Fourier was a French mathematician who heavily influenced the science behind mathematical physics and heat conduction.

Mann was the lone defender of the certainty of mainstream climate science at the hearing. Georgia Institute of Technology Professor Emeritus Judith Curry, Alabama State Climatologist John Christy, and University of Colorado Environmental Studies Professor Roger Pielke also testified.

Curry, Christy and Pielke cast doubt on scientists’ ability to attribute the effects of climate change to emissions from human activities and to predict global temperature changes, though the witnesses had fewer disagreements about what the government should do.

The committee has held politicized debates over climate science and Environmental Protection Agency regulations. Wednesday’s discussion got tense when Mann quoted an article in Science magazine, which said Chairman Lamar Smith (R-Texas) uses the committee as “a tool to advance his political agenda rather than a forum to examine important issues facing the U.S. research community.” Smith interrupted, saying, “That is not known as an objective writer or magazine.”

The article referred to comments Smith made last week at a conference for critics of mainstream climate science, where Smith said Wednesday’s hearing would be “on the scientific method, which has been repeatedly ignored by the so-called self-professed climate scientists.”

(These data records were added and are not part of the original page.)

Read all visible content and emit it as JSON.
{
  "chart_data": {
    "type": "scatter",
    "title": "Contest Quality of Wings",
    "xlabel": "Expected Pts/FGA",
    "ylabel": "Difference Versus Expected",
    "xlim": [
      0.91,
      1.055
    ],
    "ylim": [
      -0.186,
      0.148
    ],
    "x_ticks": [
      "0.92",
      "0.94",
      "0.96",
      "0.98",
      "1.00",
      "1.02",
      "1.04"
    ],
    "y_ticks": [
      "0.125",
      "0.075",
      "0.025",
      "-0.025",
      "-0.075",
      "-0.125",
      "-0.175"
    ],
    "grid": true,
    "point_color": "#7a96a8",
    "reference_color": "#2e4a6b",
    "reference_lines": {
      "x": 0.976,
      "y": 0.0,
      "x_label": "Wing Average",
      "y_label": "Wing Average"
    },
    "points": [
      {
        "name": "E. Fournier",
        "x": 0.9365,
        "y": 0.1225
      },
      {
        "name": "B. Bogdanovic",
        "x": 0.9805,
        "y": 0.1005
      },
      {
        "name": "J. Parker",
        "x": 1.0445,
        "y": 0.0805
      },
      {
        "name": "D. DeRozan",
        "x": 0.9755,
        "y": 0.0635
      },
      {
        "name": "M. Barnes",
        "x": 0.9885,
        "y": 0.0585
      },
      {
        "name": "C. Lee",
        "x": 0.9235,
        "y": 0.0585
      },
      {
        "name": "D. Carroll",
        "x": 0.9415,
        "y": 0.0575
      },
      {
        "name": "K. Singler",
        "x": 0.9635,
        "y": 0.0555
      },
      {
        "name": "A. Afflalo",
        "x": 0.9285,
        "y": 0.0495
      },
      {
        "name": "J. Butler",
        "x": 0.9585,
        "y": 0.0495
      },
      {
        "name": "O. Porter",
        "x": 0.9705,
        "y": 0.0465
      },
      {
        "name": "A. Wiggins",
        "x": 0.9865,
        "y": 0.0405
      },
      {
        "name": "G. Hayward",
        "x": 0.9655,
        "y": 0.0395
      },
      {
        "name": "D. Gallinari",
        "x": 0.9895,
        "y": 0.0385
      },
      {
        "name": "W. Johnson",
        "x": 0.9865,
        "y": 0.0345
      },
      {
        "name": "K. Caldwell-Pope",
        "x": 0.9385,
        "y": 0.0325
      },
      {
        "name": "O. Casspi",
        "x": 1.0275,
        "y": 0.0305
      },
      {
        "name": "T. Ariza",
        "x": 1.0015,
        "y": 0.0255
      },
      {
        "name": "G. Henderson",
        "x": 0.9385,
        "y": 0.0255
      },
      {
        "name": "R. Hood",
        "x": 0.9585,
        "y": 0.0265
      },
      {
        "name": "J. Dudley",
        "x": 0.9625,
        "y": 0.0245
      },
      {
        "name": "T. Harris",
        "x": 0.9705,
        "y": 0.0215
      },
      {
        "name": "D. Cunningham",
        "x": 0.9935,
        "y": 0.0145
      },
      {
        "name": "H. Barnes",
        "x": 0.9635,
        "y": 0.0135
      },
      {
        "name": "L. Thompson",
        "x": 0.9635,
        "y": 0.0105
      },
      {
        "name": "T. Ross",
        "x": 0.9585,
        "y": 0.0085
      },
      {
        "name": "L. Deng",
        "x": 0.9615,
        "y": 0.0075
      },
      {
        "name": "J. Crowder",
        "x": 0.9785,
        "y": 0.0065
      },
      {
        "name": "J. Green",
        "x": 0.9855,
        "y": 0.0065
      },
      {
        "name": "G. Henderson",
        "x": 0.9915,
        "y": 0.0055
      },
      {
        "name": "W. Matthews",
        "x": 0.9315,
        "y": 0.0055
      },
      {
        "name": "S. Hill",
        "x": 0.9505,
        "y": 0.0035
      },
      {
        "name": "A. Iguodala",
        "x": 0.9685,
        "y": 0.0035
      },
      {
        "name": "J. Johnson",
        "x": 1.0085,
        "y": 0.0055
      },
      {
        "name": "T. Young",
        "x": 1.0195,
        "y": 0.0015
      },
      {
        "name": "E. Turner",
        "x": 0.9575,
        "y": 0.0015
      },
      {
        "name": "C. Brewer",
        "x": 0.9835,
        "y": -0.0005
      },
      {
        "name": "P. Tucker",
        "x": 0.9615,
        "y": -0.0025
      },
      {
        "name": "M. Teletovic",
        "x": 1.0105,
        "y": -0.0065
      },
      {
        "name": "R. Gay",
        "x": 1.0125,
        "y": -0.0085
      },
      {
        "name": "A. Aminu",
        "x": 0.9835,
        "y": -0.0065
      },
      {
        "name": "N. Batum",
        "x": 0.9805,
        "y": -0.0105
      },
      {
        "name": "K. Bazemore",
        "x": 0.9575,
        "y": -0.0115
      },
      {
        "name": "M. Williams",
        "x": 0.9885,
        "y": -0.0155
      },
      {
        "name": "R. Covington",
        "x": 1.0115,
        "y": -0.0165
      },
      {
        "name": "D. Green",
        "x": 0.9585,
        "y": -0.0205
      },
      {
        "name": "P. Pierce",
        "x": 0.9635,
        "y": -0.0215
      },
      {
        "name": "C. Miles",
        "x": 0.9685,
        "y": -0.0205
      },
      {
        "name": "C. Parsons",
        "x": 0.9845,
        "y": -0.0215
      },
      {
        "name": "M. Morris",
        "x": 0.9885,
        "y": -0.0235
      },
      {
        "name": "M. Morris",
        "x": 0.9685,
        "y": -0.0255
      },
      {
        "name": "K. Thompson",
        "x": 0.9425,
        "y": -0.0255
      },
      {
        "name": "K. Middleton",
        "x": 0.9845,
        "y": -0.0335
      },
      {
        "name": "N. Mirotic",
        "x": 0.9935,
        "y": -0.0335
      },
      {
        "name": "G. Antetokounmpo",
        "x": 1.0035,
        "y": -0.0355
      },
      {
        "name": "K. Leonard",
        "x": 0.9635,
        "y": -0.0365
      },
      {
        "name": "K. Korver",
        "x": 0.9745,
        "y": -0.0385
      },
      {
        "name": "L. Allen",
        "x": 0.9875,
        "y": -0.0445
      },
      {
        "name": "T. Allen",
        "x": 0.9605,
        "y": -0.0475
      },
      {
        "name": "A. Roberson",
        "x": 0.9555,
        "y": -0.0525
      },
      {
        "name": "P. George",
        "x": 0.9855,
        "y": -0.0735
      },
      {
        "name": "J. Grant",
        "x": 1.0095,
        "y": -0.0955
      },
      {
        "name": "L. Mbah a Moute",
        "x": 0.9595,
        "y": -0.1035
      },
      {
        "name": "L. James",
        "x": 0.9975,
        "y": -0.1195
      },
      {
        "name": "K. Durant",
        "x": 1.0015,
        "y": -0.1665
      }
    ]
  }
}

Rep. Don Beyer (D-Va.) called the hearing “a food fight among scientists.”

Both sides said they had been victims of political attacks. Pielke mentioned an investigation prompted by Rep. Raul Grijalva (D-Ariz.) into who funded Pielke’s research on climate science. Pielke had published a controversial article in 2014 for FiveThirtyEight downplaying climate change’s role in the cost of natural disasters.

Republicans on the committee focused on uncertainty about predictions of future temperature increases and their effects. Christy said climate models were too sensitive to greenhouse gas emissions, underestimating mitigating factors such as cloud cover.

Mann said sea ice has melted faster than expected and when it comes to projected sea-level rise, “the uncertainties are breaking against us.”

Despite the personal jabs, the scientists did not express many differences in opinion on policies that could address climate change. Pielke said there would likely be scientific uncertainty about climate change long into the future, but still recommended a carbon tax to fund research into clean-energy technologies. Mann, meanwhile, sidestepped the question on policy solutions.

“There’s a worthy debate to be had about the solutions to this problem,” Mann said. “There is no longer a worthy debate to be had about whether the problem exists.”